09:45You've been rewarded much more quickly than that in the past few years, but generally you shouldn't
09:50put in money to the market that you don't need, that you're going to need for the next four to
09:56seven years. But in the long run, a person today who's 25 or 30 years old, when they're 60 or 65
10:03years old will look back, remember that day that the carry trade unwound? No, they won't. This is
10:09kind of a blip in an upward trend. Any other words of wisdom? We both talk to billionaires
10:15who manage money and stuff like that. It seems to me though, they never really give you a clear
10:20answer on where they think the market is going, unless they're no good and they just want to make
10:24a name for themselves. But have you heard anything on all the billionaires that you talk to?
10:30I haven't heard much of substance. I guess they keep a lot of their best
10:35secrets to themselves. But I think there is some real concern about the
10:42economy. I think they always want to qualify, be cautiously optimistic if they are optimistic.
10:49But no, I mean, obviously things have slowed down this year and over the last year or two
10:57and inflation has gotten worse. It is starting to get a little better come down from that trend now.

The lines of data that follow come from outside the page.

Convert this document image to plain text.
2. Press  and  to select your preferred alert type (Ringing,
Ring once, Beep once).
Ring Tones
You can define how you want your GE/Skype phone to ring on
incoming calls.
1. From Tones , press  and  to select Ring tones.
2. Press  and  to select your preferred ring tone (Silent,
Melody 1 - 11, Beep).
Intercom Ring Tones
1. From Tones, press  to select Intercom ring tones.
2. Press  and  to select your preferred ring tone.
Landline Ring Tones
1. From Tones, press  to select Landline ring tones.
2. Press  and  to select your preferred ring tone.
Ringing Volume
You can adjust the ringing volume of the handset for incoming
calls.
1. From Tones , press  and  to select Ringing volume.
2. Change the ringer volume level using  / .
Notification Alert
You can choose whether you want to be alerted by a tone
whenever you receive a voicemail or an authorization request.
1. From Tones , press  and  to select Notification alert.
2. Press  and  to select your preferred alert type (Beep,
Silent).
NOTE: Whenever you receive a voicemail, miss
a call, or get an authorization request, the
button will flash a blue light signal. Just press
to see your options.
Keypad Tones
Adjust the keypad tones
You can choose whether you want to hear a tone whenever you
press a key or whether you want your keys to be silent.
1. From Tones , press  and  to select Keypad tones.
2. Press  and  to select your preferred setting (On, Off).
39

11:02But everything we hear about in the political campaign, the election season, some of that is
11:06real that people are feeling the price hikes. But I think it always comes down to everyone
11:14wants to quote Warren Buffett and be greedy when others are fearful. And so I think a lot of them
11:21will find a good buying opportunity, if not now. And Buffett himself has sold a lot. He's sold,
11:26I think, half his Apple stake. Half of his Apple. He might be a little fearful now though, too.
11:32He's got $277 billion of cash that he's waiting to deploy somewhere. So if you think he's really
11:40smarter than we all are, maybe you are a little more cautious now. You got that signal from him.

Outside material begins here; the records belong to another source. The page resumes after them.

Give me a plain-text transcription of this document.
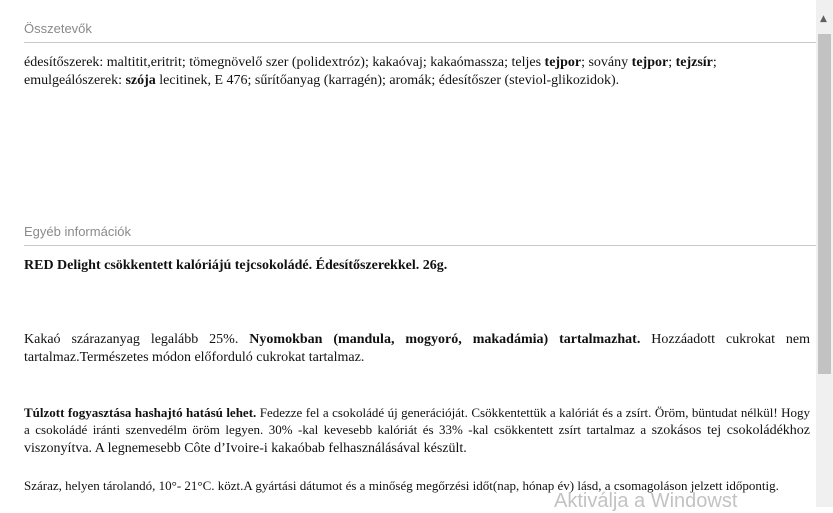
Összetevők

édesítőszerek: maltitit,eritrit; tömegnövelő szer (polidextróz); kakaóvaj; kakaómassza; teljes tejpor; sovány tejpor; tejzsír; emulgeálószerek: szója lecitinek, E 476; sűrítőanyag (karragén); aromák; édesítőszer (steviol-glikozidok).

Egyéb információk
RED Delight csökkentett kalóriájú tejcsokoládé. Édesítőszerekkel. 26g.

Kakaó szárazanyag legalább 25%. Nyomokban (mandula, mogyoró, makadámia) tartalmazhat. Hozzáadott cukrokat nem tartalmaz.Természetes módon előforduló cukrokat tartalmaz.

Túlzott fogyasztása hashajtó hatású lehet. Fedezze fel a csokoládé új generációját. Csökkentettük a kalóriát és a zsírt. Öröm, büntudat nélkül! Hogy a csokoládé iránti szenvedélm öröm legyen. 30% -kal kevesebb kalóriát és 33% -kal csökkentett zsírt tartalmaz a szokásos tej csokoládékhoz viszonyítva. A legnemesebb Côte d’Ivoire-i kakaóbab felhasználásával készült.

Száraz, helyen tárolandó, 10°- 21°C. közt.A gyártási dátumot és a minőség megőrzési időt(nap, hónap év) lásd, a csomagoláson jelzett időpontig.

▲
Aktiválja a Windowst
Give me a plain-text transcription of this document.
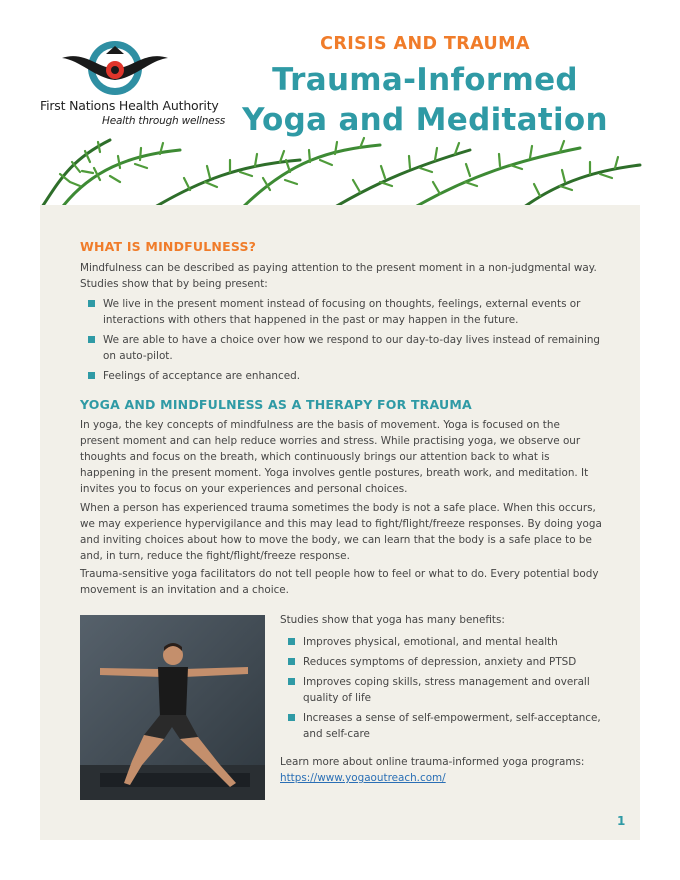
First Nations Health Authority
Health through wellness
CRISIS AND TRAUMA
Trauma-Informed
Yoga and Meditation
WHAT IS MINDFULNESS?
Mindfulness can be described as paying attention to the present moment in a non-judgmental way. Studies show that by being present:
We live in the present moment instead of focusing on thoughts, feelings, external events or interactions with others that happened in the past or may happen in the future.
We are able to have a choice over how we respond to our day-to-day lives instead of remaining on auto-pilot.
Feelings of acceptance are enhanced.
YOGA AND MINDFULNESS AS A THERAPY FOR TRAUMA
In yoga, the key concepts of mindfulness are the basis of movement. Yoga is focused on the present moment and can help reduce worries and stress. While practising yoga, we observe our thoughts and focus on the breath, which continuously brings our attention back to what is happening in the present moment. Yoga involves gentle postures, breath work, and meditation. It invites you to focus on your experiences and personal choices.
When a person has experienced trauma sometimes the body is not a safe place. When this occurs, we may experience hypervigilance and this may lead to fight/flight/freeze responses. By doing yoga and inviting choices about how to move the body, we can learn that the body is a safe place to be and, in turn, reduce the fight/flight/freeze response.
Trauma-sensitive yoga facilitators do not tell people how to feel or what to do. Every potential body movement is an invitation and a choice.
Studies show that yoga has many benefits:
Improves physical, emotional, and mental health
Reduces symptoms of depression, anxiety and PTSD
Improves coping skills, stress management and overall quality of life
Increases a sense of self-empowerment, self-acceptance, and self-care
Learn more about online trauma-informed yoga programs:
https://www.yogaoutreach.com/
1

11:47But yeah, if that's the case, then 5% in cash now is not a bad move. But again,
11:59over the long term, if you zoom out five years, this is just a tiny blip and we're still higher
12:05than we've been in almost any other point in history other than the last two or three months.
12:09So I don't think it's a time to panic. As Buffett points out, it's best to own
12:15productive assets over other things in the long term history. As long as the population keeps
12:21growing, as long as we keep on doing business with each other, the market really in the long
12:27run is only higher. Yeah. So if you're my age, if you're 27, even if you're-
12:36Even 56 works out in this market. Yeah. Yeah. Just don't panic. Don't sell because
12:45if you sell on a day like this or in a week like this and you miss out on the
12:5210, 20% upturn that comes, a lot of times you don't get that back.
12:55Successful market timing requires knowing when to get out and when to get back in. And most people
13:01once you've freaked out and thrown in the towel, you're really not going to be so bold to catch
13:07stocks right at the bottom because you'll still be overly fearful. Good stuff, Hank. Thanks a lot.
13:13Thanks, John. That's Hank Pucker from Forbes. I'm John Dobis for Forbes Talks.